The FTC had issued a rule in April 2024, calling for the end of non-competes except for senior executives earning more than $151,164 and in “policy-making” positions. The ban did not eliminate trade secret regulations and non-disclosure agreements.
The U.S. Chamber of Commerce, Business Roundtable, Ryan LLC, Texas Association of Business and Longview Chamber of Commerce challenged the ban.
Judge Ada Brown of the U.S. District Court for North Texas ruled the FTC lacked the statutory authority to issue the ban.
“The rule imposes a one-size-fits-all approach with no end date, which fails to establish a rational connection between the facts and the choice made,” Brown wrote in her decision.
The decision also stated that the Commission relied on “a handful of studies that examined the economic effects of various state policies toward noncompetes.”
The FTC initially appealed the decision. This week, under the direction of Chairman Andrew Ferguson, who took over leadership of the agency in January, the FTC announced it would drop the appeal and vacate the rule.
Ferguson stressed in a statement that the rule was not legal in its attempt to end 30 million agreements between employees and employers.

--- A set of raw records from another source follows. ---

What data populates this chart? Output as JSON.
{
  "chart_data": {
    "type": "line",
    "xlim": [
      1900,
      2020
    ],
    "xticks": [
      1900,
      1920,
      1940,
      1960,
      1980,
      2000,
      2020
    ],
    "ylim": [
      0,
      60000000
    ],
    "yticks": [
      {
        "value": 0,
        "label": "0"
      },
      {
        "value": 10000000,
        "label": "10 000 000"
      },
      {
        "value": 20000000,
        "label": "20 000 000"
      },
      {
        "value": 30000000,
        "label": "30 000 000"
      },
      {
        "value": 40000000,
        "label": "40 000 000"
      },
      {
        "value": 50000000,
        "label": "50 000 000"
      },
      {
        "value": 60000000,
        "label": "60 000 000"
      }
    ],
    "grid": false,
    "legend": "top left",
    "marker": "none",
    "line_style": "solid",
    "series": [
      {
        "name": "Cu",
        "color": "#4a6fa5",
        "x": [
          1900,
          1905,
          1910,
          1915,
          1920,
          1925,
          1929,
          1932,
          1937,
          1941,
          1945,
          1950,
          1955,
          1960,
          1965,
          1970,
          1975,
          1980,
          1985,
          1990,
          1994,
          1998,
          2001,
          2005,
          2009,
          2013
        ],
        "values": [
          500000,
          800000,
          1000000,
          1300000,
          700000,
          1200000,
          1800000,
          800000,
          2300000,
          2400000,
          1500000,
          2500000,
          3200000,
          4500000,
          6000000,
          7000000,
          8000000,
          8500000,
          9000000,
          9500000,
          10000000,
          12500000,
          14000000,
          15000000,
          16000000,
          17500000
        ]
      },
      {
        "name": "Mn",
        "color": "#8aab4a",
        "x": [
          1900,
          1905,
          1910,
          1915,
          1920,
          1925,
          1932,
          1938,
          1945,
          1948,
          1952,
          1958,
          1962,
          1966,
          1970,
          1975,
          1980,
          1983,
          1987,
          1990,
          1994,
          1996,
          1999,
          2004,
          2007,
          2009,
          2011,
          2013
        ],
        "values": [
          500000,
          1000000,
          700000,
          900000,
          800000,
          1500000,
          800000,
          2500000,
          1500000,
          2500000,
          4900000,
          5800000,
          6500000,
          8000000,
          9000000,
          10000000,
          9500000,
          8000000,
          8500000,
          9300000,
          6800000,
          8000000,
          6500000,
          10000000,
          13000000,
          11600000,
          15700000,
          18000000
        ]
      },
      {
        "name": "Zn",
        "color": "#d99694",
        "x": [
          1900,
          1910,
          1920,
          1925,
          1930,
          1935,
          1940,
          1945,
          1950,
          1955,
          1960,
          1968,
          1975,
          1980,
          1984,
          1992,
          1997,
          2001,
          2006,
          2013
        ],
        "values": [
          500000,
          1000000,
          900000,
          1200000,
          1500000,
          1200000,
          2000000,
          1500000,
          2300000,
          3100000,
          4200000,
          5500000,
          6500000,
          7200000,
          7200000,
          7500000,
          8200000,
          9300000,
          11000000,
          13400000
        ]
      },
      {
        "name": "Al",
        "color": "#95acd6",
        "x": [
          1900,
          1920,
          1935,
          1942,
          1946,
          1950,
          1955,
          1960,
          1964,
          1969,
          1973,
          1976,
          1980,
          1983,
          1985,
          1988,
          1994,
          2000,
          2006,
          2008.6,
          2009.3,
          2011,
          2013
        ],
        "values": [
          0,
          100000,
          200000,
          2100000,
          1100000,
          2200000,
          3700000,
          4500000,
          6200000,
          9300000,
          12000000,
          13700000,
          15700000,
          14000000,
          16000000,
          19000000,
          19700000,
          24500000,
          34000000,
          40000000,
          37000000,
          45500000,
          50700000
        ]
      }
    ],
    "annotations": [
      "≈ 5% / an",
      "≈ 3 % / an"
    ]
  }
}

“The Rule did not protect a single American worker, nor did it bring any relief to a single worker who is stuck in a job because of a noncompete agreement. And that is a shame. As I have said, noncompete agreements can be pernicious,” Ferguson said. “They can be, and sometimes are, abused to the effect of severely inhibiting workers’ ability to make a living. That is why English law categorically prohibited them until the 18th century. That is why all 50 states regulate them extensively, and why some outright ban them. And that is why Congress, through the FTC Act and the Sherman Act, gave us the authority to step in when they are onerous enough to become unlawful. The Commission should have been doing everything it could to find unlawful noncompete agreements and eliminate them.”
He did warn that the FTC will move to prevent unlawful noncompete agreements. Last week, the FTC ordered a pet cremation company to stop enforcing noncompete agreements against its employees, freeing nearly 1,800 employees from the pacts.
The FTC also launched an inquiry into the use and scope of noncompetes for future enforcement.
“We are asking the public to help shine a light on unfair and anticompetitive agreements,” said Kelse Moen, Deputy Director of the Bureau of Competition and co-chair of the agency’s Joint Labor Task Force. “Unreasonable noncompete agreements have proliferated for too long in the dark. With the assistance of the employees and workers most burdened by them, the Trump-Vance FTC intends to uproot the worst offenders and restore fairness to the American labor market. We look forward to closely reviewing every response.”
The public will have 60 days to submit comments at Regulations.gov, no later than November 3, 2025.